In case you missed it | As the Ward turns

Phil DiStefano
none | Boulder Weekly

Read the quote below very carefully. It was part of a statement released Monday by CU in response to Ward Churchill losing his court appeal to get his teaching job back at the university.

“It is vital that what is published and what is taught in the classroom be based on research and scholarship grounded in honest, accepted and time-tested methods. This was always what was at stake in this case for the university, and the winners today are our faculty and students.”

— CU Chancellor Phil DiStefano

Based on this quote, Phil DiStefano has committed an offense that is worthy of his being terminated. At least that’s true if he holds himself to the same standard he is apparently setting for Ward Churchill.

Think about it, DiStefano is blatantly rewriting the history of the Churchill case and in so doing, is himself guilty of publishing false information that is not based on “research” or “grounded in honest” anything. To imply, as he obviously is, that Ward Churchill’s scholarly track record is what “was always at stake in this case for the university” is simply not true, it is low-quality revisionist history at best.

So listen up CU students. Your chancellor is trying to trick you into thinking that your school did nothing wrong when it fired Ward Churchill and that it was only trying to protect you and your education from his evil scholarly ways.

In 2009, as DiStefano is painfully aware, the courts found that Ward Churchill was wrongfully terminated by the University of Colorado for exercising his right to free speech. Apparently the chancellor’s scholarly research failed to turn up that fact. Or maybe he just has a different standard for his time-tested method of teaching …or should we say marketing.


Republican presidential candidate Mitt Romney flip-flops more than a sandal store. By all rights he should lose the unearned nickname “Mittens” and get a new one: “Crocs.”

Ignore the many moderate positions Romney the Governor once held that now clash with the views of Romney the Candidate. Watching Romney zoom from one side of an issue to another this past week alone has been like watching a tennis match from the net, only with more whiplash.

Take his health care debacle. During a Sept. 9 appearance on Meet The Press, Romney said he would preserve two major parts of the Affordable Care Act, namely coverage for pre-existing conditions and letting children stay on their parents’ plans for longer. Then, once his handlers realized he had contradicted everything the GOP has stood for in the past two years, he issued a statement clarifying the “marketplace,” not a President Romney, will provide those two things to the public. (Except, obviously, it hasn’t — hence the need for the law.) Then a Romney aide re-clarified the clarifying statement to say that he would insure that Romney would make sure that “discrimination against individuals with pre-existing conditions who maintain continuous coverage is prohibited.”
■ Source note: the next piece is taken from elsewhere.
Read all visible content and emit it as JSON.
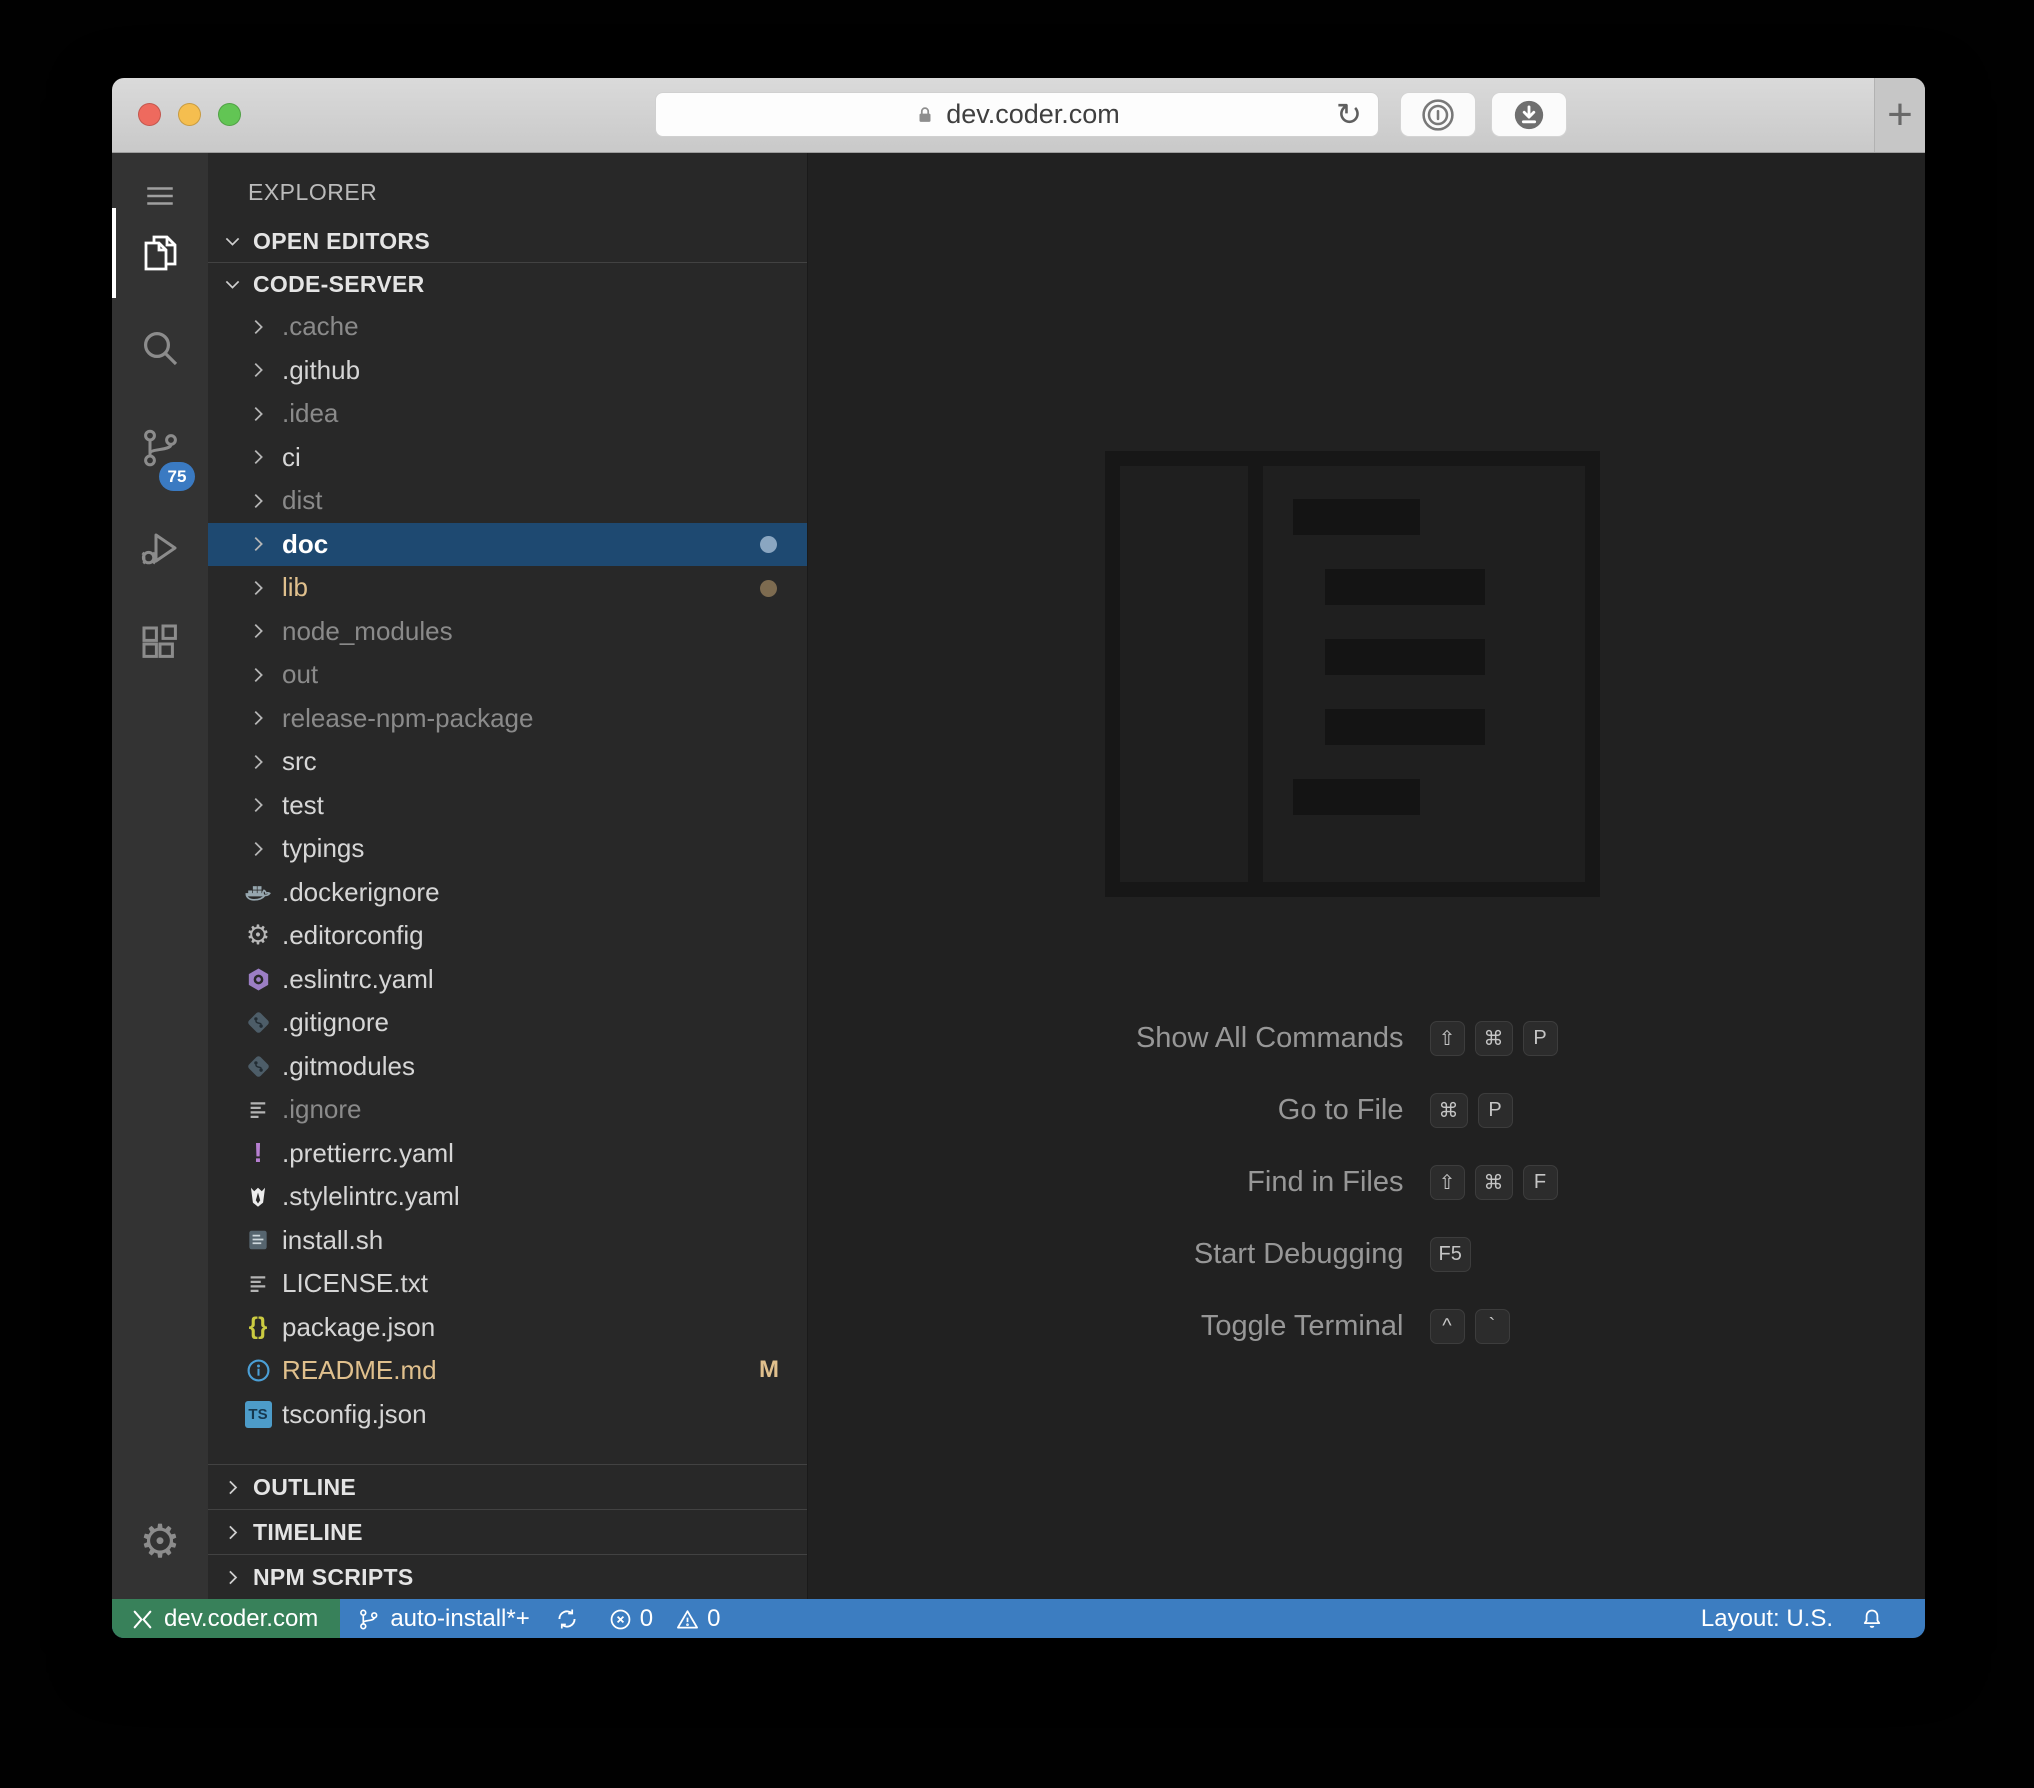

Follow that? Romney reversed his position and supported parts of the federal health care law (the same parts he championed while passing a similar law as governor of Massachusetts) then flipped around and said he didn’t support them, then flopped to the other side and said that he would.

At this point, it’s hard to know what Romney believes regarding health care. He seems to wish his years governing Massachusetts could be forgiven, as if the term he spent revolutionizing health care in the state was merely a youthful dalliance, like buying a Backstreet Boys CD or sporting a Jheri curl. But like so many other issues (gay rights, gun control and abortion), Romney’s true beliefs on health care are proving difficult to pin down.

But who knows what the future will bring. Maybe Romney will soon clarify, with finality, his positions on the issues important to America.

Then he’ll probably release a statement reversing his previous positions.